The February 1 appreciation of the euro to its highest against the dollar since November 2011 prompted French President Francois Hollande to recently call for an exchange rate policy to protect the currency from “irrational movements.”
A persistently strong euro could derail exports and threaten the euro zone’s nascent economic recovery. German officials have said the shared currency is not over-valued.
But some analysts cautioned that the selloff in the euro might be too far, too fast and only short term.
Christopher Vecchio, currency analyst at DailyFX in New York, noted Draghi also said the high euro is a sign of confidence in the region.
“Any further euro losses should be limited beyond the initial knee jerk that we’ve seen thus far today,” said Vecchio.
A Spanish bond auction on Thursday drew healthy demand, but a slight rise in yields on the short-dated paper limited gains in the euro.

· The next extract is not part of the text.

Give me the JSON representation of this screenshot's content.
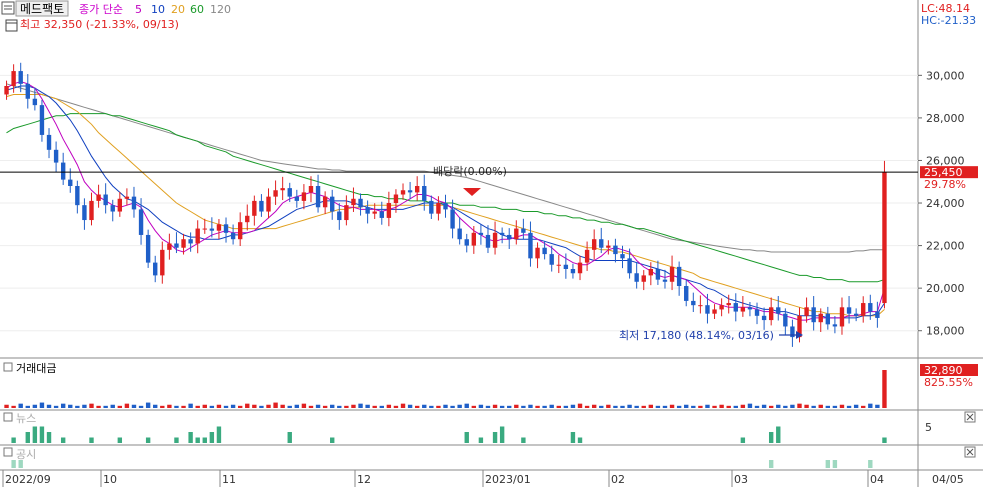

While the yen was up against the dollar and euro, investors believe its trajectory remains downward on forecasts the next leader of the Bank of Japan will usher in more forceful action.
The dollar last traded at 93.58 yen, down 0.1 percent on the day, according to Reuters data. It reached 94.06 on Wednesday, the highest since May 2010.
“The yen has some scope to depreciate further, perhaps to 95-98,” said PIMCO’s Emons.
“I do not see 100 yen, but a lot will hinge on who the next Bank of Japan governor is and whether he is going to signal more aggressive monetary policy action,” he said.
Elsewhere, the Bank of England said it was keeping interest rates on hold at 0.5 percent and its quantitative easing total unchanged at 375 billion pounds.
Meanwhile, Ireland clinched a long-awaited deal to ease the burden of its bank debts, sending its borrowing costs falling to pre-crisis levels and bolstering its chances of ending its reliance on EU-IMF loans this year.
The yield on Irish benchmark 2020 bonds fell as low as 3.955 percent, the lowest seen in an equivalent Irish benchmark bond since early 2007, before the subprime crisis started, according to Reuters data.